Pulou da cama e entrou rapidamente embaixo do chuveiro e, em menos de
dez minutos, estava saindo. Olívia tentou detê-lo para falar-lhe de Euvira, a
empregada que Alzira conseguira perto de sua casa, mas ele não lhe deu
atenção.
— Estou atrasado — gritou esbaforido. — Tem gente me esperando desde as
oito e meia!
No carro, nervoso, procurando vencer a ansiedade, no meio do trânsito, ele
percebeu que seu rosto ardia. Apanhou um lenço e passou-o no local. Estava
sangrando. Também, ele se barbeara com tanta pressa que havia se cortado.
— Que dia! — pensou irritado.
Aquele negócio era importante para a empresa, e ele não podia falhar. Por
que se atrasara daquela forma? E o relógio, por que não despertara?
Havia dormido tarde. Eunice insistira para que fosse ficando, embora ele lhe
houvesse dito que teria que levantar-se cedo na manhã seguinte. Para ela, era
fácil! Pudera. Não fazia nada. Ficava na cama até tarde!
Ela parecia-lhe mudada. Antes era agradável, alegre, agora dera para insistir
em coisas sem importância. Queria comprar os móveis do apartamento, vivia
procurando coisas para gastar o seu dinheiro. Sim, porque os recursos dela, por
certo não dariam para tantas exigências.
Parecia não compreender que as coisas haviam mudado. Que ele agora
estava cheio de problemas difíceis, gastando muito mais dinheiro. Tendo que
preocupar-se com as crianças, tendo Olívia sempre lhe cobrando alguma coisa.
Aquela era outra que parecia não entender! Ele não era de
ferro! Pensando bem, naquela história toda, quem perdera fora ele, só ele.
Todo mundo se queixava, mas enquanto Elisa estava viva, ele tivera mais
liberdade e conforto.
Agora, o peso da família ficara todo em seus ombros.

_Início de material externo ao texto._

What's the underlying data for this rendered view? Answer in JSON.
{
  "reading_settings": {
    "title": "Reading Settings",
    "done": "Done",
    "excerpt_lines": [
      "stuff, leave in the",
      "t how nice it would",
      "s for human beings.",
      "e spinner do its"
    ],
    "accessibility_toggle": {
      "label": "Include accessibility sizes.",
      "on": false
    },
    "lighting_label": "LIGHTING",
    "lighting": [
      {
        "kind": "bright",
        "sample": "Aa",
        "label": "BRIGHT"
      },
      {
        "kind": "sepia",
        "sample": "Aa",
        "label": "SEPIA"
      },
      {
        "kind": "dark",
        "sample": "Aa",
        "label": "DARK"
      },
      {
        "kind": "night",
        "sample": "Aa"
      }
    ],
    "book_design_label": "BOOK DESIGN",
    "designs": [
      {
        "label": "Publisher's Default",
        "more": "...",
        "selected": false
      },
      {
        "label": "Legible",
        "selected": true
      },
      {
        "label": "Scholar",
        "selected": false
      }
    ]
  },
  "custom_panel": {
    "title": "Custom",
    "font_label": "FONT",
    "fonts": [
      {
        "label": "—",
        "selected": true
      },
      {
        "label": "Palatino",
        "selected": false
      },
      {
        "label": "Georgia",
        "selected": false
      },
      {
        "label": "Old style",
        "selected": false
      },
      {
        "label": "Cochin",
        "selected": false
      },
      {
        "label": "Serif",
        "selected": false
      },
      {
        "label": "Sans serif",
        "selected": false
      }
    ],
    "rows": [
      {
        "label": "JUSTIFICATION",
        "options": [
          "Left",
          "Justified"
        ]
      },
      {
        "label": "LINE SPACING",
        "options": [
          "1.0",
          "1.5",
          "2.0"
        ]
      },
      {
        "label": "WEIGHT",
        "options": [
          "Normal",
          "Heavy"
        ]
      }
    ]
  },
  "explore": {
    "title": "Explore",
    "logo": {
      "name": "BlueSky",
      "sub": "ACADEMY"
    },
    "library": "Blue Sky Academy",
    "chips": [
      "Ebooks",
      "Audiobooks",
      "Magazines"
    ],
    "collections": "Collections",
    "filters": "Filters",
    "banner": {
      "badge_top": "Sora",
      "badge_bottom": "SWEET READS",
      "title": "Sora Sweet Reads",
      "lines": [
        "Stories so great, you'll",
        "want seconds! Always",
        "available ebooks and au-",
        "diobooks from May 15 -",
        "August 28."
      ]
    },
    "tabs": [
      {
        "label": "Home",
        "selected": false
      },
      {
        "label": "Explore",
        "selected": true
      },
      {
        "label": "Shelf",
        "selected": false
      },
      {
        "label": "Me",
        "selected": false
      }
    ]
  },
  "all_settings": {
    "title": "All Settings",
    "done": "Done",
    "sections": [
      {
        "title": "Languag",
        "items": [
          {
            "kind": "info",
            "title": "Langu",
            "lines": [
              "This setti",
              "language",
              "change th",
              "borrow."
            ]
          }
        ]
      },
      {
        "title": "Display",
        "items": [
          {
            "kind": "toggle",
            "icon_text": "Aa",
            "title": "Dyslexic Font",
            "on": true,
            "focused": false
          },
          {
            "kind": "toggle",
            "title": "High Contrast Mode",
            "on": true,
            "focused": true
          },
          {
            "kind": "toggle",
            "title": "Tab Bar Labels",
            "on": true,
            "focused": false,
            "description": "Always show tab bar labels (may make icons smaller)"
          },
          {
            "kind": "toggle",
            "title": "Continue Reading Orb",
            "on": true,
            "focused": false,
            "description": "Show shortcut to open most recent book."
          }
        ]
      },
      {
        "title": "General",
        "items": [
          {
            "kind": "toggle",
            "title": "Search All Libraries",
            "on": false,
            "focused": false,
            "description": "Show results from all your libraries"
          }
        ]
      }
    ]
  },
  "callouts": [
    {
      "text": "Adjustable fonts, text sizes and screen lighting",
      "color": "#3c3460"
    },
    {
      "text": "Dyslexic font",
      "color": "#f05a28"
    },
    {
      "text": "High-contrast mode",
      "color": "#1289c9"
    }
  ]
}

Precisava trabalhar, ter a cabeça fria para poder continuar a melhorar na
firma, mas, com tantos problemas, já se sentia prejudicado.
Que bom se ele pudesse sair, largar tudo, sozinho, ir para bem longe e
descansar! Mas não era possível. Estava preso. Obrigado a dar satisfações de sua
vida não só à cunhada como a Eunice. Seus filhos estavam ariscos, e Marina o
hostilizava abertamente.
Olívia teria coragem para falar mal dele às crianças? Se a apanhasse fazendo
isso, a colocaria na rua. Não toleraria uma coisa dessas. Dentro de sua própria casa!
Mulherzinha irritante! Se não fosse o medo das crianças ficarem sozinhas, e
ele ter que ficar em casa até arranjar quem cuidasse delas, ele já teria feito isso.
Afinal, quem ela pensava que era?
Sentiu saudades de Elisa. Ela, sim, era uma mulher maravilhosa! Ele fora
muito precipitado! Se tivesse sido mais comedido, nada teria acontecido.
O carro da frente parou, e ele deu uma brecada em cima! Soltou um
palavrão. O
motorista do outro carro ficou furioso e desceu com cara de poucos amigos.
— O que foi que disse? — perguntou colocando a mão na cintura. — Repete
agora, na minha cara!
Eugênio engoliu em seco. Ele estava com pressa. De forma alguma queria
brigar e perder mais tempo.
— Nada. Eu não disse nada. Estou atrasado e tenho pressa.
— Por que não passa por cima? Não viu que havia uma pessoa atravessando
a rua?
Queria que eu a atropelasse?
— Eu não queria nada. Vamos embora. Preciso trabalhar. Estou atrasado.
— Pois da próxima vez, saia mais cedo de casa.
Lentamente o outro foi para o carro enquanto Eugênio, irritado, procurava
conter-se.
Sentiu vontade de descer e brigar. Conteve-se. Não teve outro jeito senão
esperar o outro sair da sua frente.
Finalmente chegou ao escritório. Olhou o relógio, eram quase dez horas.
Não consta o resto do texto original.